Carbapenem-resistant Acinetobacter baumannii (CRAB) presents a significant public health concern, and is recognized as a key contributor to the global antimicrobial resistance (AMR) crisis. This study applied a bacterial genome-wide association study (bGWAS) framework to identify genetic factors beyond the canonical carbapenemase OXA-23, that may contribute to carbapenem resistance.

Methods

A. baumannii isolates with publicly available whole-genome sequencing (WGS) data and carbapenem-specific antimicrobial susceptibility testing (AST) results were compiled (n = 1,601).
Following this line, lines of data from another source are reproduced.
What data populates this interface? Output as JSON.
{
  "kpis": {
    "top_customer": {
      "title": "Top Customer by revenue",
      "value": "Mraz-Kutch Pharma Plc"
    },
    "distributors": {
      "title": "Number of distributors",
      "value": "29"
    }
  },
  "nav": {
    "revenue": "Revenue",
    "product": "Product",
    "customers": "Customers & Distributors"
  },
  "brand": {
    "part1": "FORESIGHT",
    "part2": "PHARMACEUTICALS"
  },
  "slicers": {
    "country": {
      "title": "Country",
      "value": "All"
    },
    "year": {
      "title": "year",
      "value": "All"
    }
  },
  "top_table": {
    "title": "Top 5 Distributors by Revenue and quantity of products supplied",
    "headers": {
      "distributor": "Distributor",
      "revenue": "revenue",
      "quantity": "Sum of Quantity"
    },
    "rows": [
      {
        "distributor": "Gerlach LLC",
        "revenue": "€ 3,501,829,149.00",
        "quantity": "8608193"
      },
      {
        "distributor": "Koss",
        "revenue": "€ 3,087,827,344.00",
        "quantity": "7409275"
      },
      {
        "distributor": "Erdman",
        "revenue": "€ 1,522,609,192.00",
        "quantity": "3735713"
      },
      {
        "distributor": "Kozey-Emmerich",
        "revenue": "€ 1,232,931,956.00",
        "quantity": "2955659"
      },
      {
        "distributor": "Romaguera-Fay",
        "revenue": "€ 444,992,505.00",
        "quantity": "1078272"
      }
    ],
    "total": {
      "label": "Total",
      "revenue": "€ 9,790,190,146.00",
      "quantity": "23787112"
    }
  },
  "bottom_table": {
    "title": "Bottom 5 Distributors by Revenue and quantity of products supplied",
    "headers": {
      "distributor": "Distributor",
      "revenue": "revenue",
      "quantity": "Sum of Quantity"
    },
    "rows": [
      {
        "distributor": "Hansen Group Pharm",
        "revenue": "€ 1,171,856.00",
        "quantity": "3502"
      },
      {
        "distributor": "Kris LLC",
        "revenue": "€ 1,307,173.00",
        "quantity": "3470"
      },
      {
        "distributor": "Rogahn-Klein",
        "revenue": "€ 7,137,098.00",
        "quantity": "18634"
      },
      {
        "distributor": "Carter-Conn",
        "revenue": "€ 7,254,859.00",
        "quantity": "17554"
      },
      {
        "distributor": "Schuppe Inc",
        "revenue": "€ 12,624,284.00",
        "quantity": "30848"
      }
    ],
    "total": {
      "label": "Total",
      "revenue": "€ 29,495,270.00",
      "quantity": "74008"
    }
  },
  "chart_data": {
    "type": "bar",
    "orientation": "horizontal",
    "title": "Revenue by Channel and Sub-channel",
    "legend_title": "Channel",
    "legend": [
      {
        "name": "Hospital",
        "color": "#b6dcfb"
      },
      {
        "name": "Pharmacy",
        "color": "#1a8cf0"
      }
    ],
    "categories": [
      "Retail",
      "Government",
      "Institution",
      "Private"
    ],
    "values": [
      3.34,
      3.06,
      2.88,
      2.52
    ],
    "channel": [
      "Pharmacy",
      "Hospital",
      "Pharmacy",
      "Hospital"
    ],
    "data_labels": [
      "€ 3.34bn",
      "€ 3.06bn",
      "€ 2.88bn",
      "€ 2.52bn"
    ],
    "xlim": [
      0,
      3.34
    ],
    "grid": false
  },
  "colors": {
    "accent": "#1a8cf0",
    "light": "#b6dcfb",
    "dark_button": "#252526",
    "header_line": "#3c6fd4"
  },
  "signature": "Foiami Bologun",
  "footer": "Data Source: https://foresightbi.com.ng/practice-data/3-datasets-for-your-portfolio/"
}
Unitigs were extracted from de novo assemblies, and single-nucleotide polymorphisms (SNPs) were called from raw sequence reads mapped to seven selected reference genomes. The unitig- and SNP-based genome-wide association analyses were carried out, including conditional analyses based on the known resistance determinants. Structural analysis was performed for the select candidate mutations.

Results

The population was highly clonal and comprised ten lineages, including three predominantly resistant lineages (ST1, ST2, and ST32). Known CRAB-associated loci, including OXA-23, the RND efflux pump regulator AdeL, and OXA-66 variants (Ile129Leu and Leu167Val), were readily identified. Structural analysis of mutations identified outer-membrane proteins as potential candidate loci, however these loci were not supported in the conditional analyses across all reference genomes. The candidate loci supported in the conditional analysis across reference genomes included an amino acid substitution in a LysR-type regulator adjacent to the biofilm-associated operon pgaABCD, and an intergenic substitution located between enzymes involved in LPS remodeling.

Conclusions

OXA-23 is the major determinant of carbapenem resistance in A. baumannii. Additional resistance mechanisms may become significant in the absence of OXA-23, including efflux pump regulation (AdeL), membrane permeability (OprD, DcaP), lipopolysaccharide (LPS) transport (PqiB), LPS remodeling (acyltransferase, glycosyltransferase), and biofilm formation (LysR). Integration of the conditional analysis based on known resistance determinants and a multi-reference mapping framework may improve the detection and prioritization of candidate associations.